With the Régence during the minority of Louis XV, coinciding with de Cotte's maturity, the artistic lead in France passed smoothly in 1715 from the Bâtiments du Roi to the work being done by Gilles-Marie Oppenord for the Regent, Philippe, duc d'Orléans, at the Palais Royal in Paris. No new architects were added to the rolls of the Bâtiments du Roi. De Cotte, one of Europe's most prominently-placed architects, served by a rigorously-trained staff, was free to accept private commissions, assisted during his later years by his son Jules-Robert de Cotte (1683–1767). Balthasar Neumann, in Paris to consult him over the building operations at Würzburg, found him and his son grandly occupied.

At this period, de Cotte was responsible for the Hôtel de Conti, rue de Bourbon (1716–19, acquired by the duc du Maine; demolished) and the Hôtel de Bourvallais, Place Vendôme, now the Ministry of Justice.

Outside France, de Cotte's team was commissioned for projects to be completed on site by local craftsmen. In Bonn, his team was extensively employed by the Elector of Cologne, for the design of his rural Poppelsdorf Palace (from 1715) and interior remodeling (1716–1717) of his urban Electoral Palace. The decoration of the Cabinet des Glâces in the latter palace followed designs by Oppenord that featured reverse curves and garlands applied to mirror surfaces, a new feature. A new wing called the Buen Retiro was commissioned in the autumn of 1717.

From newly-Bourbon Spain, the princesse des Ursins required his advice on the remodeling of her Château de Chanteloup near Amboise (Neuman, p. 229, note 4) and the queen's apartments of the royal palace in Madrid. An octagonal room was fabricated in Paris under de Cotte's eye, 1713–1715, and sent to be installed in Madrid. At La Granja, an assistant from de Cotte's office, René Carlier, was employed in the designs for the parterres.

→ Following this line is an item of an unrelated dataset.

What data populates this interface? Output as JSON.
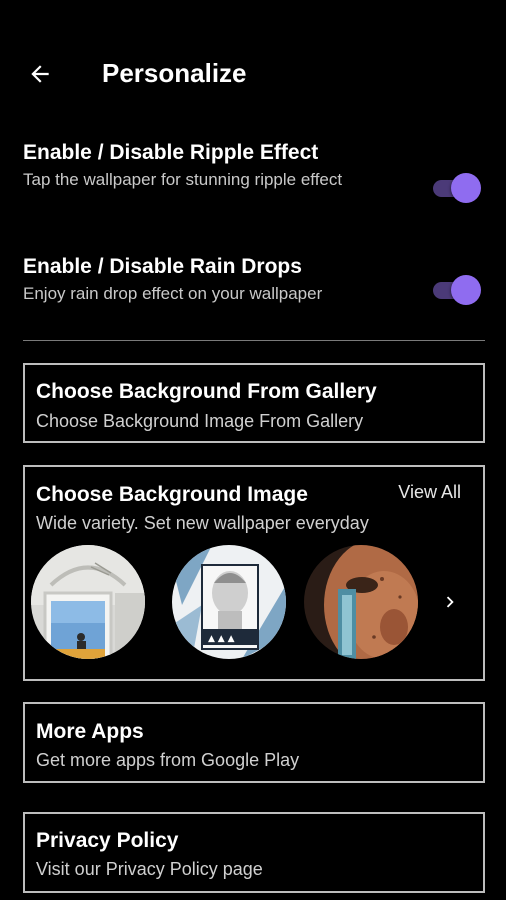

For the cardinal de Rohan, de Cotte provided decors for the Château de Saverne in Alsace (1721–1722; destroyed by fire).

With the death of Lepautre in 1716, de Cotte turned for the invention of ornaments to the sculptor François-Antoine Vassé, "responsible for all that is of creative significance in De Cotte's later works, as Lepautre had been in the previous period". He died in Passy (now part of Paris).